XWQ Şehri çevrelerinde etkinliğini sürdüren Horan Aşireti, bu süreçteki en bariz örneklerden birisidir. Ünlü Aşiret hakkında yörede başta güvenlik olmak üzere eğitim, sağlık ve diğer alanlarda görev yapmak üzere gelen her kamu görevlisi, olumlu veya olumsuz çok şey duyar, duyduklarını bölgeye yeni atanan arkadaşlarıyla paylaşır. Memleketine gittiğinde de ailesi ve çevredekilere allandırarak ballandırarak anlatır. Anlatılanlar doğru ve yanlış duyumlarla beslenir, büyür ve kulaktan kulağa yayılır gider.

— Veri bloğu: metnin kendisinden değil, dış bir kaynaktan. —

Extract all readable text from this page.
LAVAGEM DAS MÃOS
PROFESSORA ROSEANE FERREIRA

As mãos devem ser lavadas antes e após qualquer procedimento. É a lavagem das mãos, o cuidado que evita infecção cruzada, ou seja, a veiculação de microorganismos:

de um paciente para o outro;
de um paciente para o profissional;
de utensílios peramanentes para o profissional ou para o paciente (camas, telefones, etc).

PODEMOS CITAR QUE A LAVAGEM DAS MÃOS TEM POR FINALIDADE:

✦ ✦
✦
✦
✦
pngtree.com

KTS İlçesinde görev yaparken, yıllar öncesinde yaşanan trajik bir olay dilden dile dolaşırken benim de kulağıma çalmıştı. Doğru olabileceği gibi tamamen dedikodudan da ibaret olabilir. Teyidi hiçbir zaman mümkün değil bu duyumların. Anlatılanlara göre; genç bir cumhuriyet savcısı, Horan Aşiretinin o dönemki reisine tutuklama kararı çıkarttırarak derdest edilmesi için kararını jandarmaya gönderir. Ancak jandarma, bölgedeki aşiretler arasındaki hassasiyeti gözeterek aşiret reisini, marabalarının arasından sökerek almanın ne denli riskli ve sakıncalı olduğunu bildiğinden kelepçeleyerek getirme yoluna gitmez. Bunun yerine karakola davet edilmesinin daha doğru olduğunu düşünür ve öyle yapar. Genç ve deneyimsiz savcı sabırsızdır, heyecanlıdır. Jandarmanın işi bilerek geciktirdiğini düşünür ve bunu kabullenemez. “Ben devletin gücüyüm” der ve harekete geçer. Yanına bir tim asker alarak Aşiretin obasını basar. Ancak bu baskına rağmen savcı, aşiret tarafından misafir olarak görülür. Gelenekler ve usuller dairesinde karşılanır. En önde aşiretin reisi olmak üzere seremoni için sıralanır aşiret mensupları. Genç ve toy savcı araçtan iner inmez aşiret reisinin kim olduğunu sorar. Reis bir adım ileriye çıkarak kendini tanıtınca bizim acemi savcı, ağaya okkalı bir Osmanlı tokadı atar; herkes çok şaşırır ve olduğu yerde donar kalır. Aşiret mensupları olanlar karşısında seyirci kalma niyetinde değildir. Tepkilerini göstermeye kalkışır kalkışmaz engellenirler ağaları tarafından. Pençelerini toy savcıya atmalarına ramak kala Ağa adamlarına müdahale eder. “Savcı Bey bizim misafirimizdir. Bize tokat atmakla kalmayıp derimizi bile yüzse kapımıza şeref vermiş bir devlet adamına elimiz kalkmaz” der.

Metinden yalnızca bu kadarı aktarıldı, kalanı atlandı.